We are a bit behind getting this one out, make that very far behind. August turned into a rapid pace due to Architecture Day 2021 then Hot Chips, so we have a few pieces that we never got to. At some point, we still need this piece up to reference in the future, as Alder Lake arrives, so we wanted to get it up before that cycle hits.
Intel Gracemont Low Power x86 Cores
As a “mont” processor, we know this comes from the Intel Atom lineage. Let us be perfectly clear, today’s Atom processors are not as fast as the big x86 cores from Intel, but they are no longer the same very slow cores we saw in the Atom D525 days as they started migrating to low power severs. Today’s Atom cores are perfectly capable of running many workloads that would have required an Intel Xeon E5-2600 Sandy Bridge series processor in years past, just at dramatically lower power. With Gracemont, Intel needs something that is perhaps more akin to an Arm Neoverse N1 core. That is to say, something that can run many workloads at a smaller silicon footprint and at a lower power figure. For the desktop, these are the efficient offload cores for Intel in Alder lake.
Key to doing that is building a core that is taking advantage of the areas where Intel can drive efficient compute, rather than trying to optimize for maximum performance.

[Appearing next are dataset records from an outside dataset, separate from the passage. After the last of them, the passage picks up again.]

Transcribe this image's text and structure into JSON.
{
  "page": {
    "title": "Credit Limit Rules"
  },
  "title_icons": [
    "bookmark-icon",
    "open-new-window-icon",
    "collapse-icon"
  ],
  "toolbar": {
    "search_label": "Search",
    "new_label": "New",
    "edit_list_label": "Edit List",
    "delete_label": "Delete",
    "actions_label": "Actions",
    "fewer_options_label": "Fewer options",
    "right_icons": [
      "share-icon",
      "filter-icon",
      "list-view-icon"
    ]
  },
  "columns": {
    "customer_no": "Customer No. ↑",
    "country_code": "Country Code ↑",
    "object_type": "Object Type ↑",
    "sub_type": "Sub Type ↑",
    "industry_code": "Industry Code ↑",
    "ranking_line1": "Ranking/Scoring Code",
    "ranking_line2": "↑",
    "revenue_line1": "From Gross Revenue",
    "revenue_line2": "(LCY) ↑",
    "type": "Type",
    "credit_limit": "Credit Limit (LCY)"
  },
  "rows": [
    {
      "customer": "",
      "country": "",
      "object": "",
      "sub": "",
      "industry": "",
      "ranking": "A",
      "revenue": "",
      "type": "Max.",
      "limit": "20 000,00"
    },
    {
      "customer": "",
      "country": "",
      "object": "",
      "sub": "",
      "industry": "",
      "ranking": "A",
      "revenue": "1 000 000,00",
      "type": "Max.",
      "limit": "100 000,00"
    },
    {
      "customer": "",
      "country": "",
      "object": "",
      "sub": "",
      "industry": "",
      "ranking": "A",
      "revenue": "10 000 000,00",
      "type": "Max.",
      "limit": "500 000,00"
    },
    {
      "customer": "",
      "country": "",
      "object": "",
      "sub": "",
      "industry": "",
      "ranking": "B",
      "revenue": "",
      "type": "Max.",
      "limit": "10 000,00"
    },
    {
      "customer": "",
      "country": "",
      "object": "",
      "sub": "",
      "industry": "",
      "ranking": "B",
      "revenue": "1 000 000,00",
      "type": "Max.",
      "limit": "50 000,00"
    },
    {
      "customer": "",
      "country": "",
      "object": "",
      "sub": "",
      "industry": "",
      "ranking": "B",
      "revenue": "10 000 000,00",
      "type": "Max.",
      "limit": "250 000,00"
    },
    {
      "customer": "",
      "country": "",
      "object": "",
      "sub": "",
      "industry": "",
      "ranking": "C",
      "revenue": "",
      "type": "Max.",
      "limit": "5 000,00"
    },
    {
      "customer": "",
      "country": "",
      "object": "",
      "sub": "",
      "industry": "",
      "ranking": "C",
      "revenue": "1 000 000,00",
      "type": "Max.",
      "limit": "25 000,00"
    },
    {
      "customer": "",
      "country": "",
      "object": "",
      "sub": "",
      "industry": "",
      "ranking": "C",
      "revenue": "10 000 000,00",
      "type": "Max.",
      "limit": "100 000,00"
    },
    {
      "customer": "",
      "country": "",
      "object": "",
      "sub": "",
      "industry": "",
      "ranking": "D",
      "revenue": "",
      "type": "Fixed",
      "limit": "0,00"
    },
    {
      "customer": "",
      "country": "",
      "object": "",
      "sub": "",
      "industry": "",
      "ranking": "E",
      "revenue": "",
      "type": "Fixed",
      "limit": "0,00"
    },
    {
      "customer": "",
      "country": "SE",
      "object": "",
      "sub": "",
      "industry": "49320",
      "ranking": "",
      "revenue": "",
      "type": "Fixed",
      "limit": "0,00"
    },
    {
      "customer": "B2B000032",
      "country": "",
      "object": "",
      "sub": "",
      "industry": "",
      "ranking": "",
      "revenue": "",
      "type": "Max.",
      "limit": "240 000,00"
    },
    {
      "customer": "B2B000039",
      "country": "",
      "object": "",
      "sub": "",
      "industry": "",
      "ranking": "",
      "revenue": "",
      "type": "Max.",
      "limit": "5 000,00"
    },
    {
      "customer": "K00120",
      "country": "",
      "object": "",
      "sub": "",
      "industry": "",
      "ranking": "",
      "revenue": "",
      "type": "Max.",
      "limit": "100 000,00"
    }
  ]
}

On the front-end, we still have the three wide out of order decode but we now have a 64KB L1 instruction cache, up from 32KB. Intel also has an on-demand decoding function that can handle up to six uops into the queues.
We also get a bigger branch target cache and prefetchers at all levels. Many modern designs focus on a key problem which is keeping execution units fed, and that is why we are seeing a lot of work on branch prediction here, but also as the broader industry rolls out new lines.
Intel also has increased the out of order window to 256 entries. It is fun to see how far the Atom line has come since being introduced as an in-order architecture thirteen years ago.
The data execution ports get a big upgrade here to a total of seventeen that are enumerated on the slide below. This is up from twelve on the previous generation.
On the memory subsystem we get up to 4MB of L2 cache shared among four cores. Intel can vary caches based on SKU needs. Intel also has buffers and prefetchers to help efficiently use the caches.
Intel is adding AVX2 here and VNNI. We are going to see some base level of inference support on Intel’s products going forward. Intel’s direction here is basically that AI will be everywhere and therefore its processors should have a minimum amount of capability. Effectively by raising the bar of what the CPU can do, it removes many use cases where a dedicated accelerator is necessary. When industry benchmarks are run, likeĀ MLPerf Inference v1.1 the focus is on peak performance. Intel’s position is that its CPUs often run mixed workloads so it needs to account for inference acceleration as part of its offering, but not as the main focus.
Something that is key here is that Intel is optimizing on low voltage and low power rather than maximum performance. That will also likely mean that we will see lower clock speeds than the larger cores, but that is also the point of the Atom line.
This is a huge jump in the Atom architecture.
Final Words
Intel threw out some figures such as the concept that four of its E-cores (this Gracemont core) can fit into about the same die area as its performance core (P-core) series like Skylake.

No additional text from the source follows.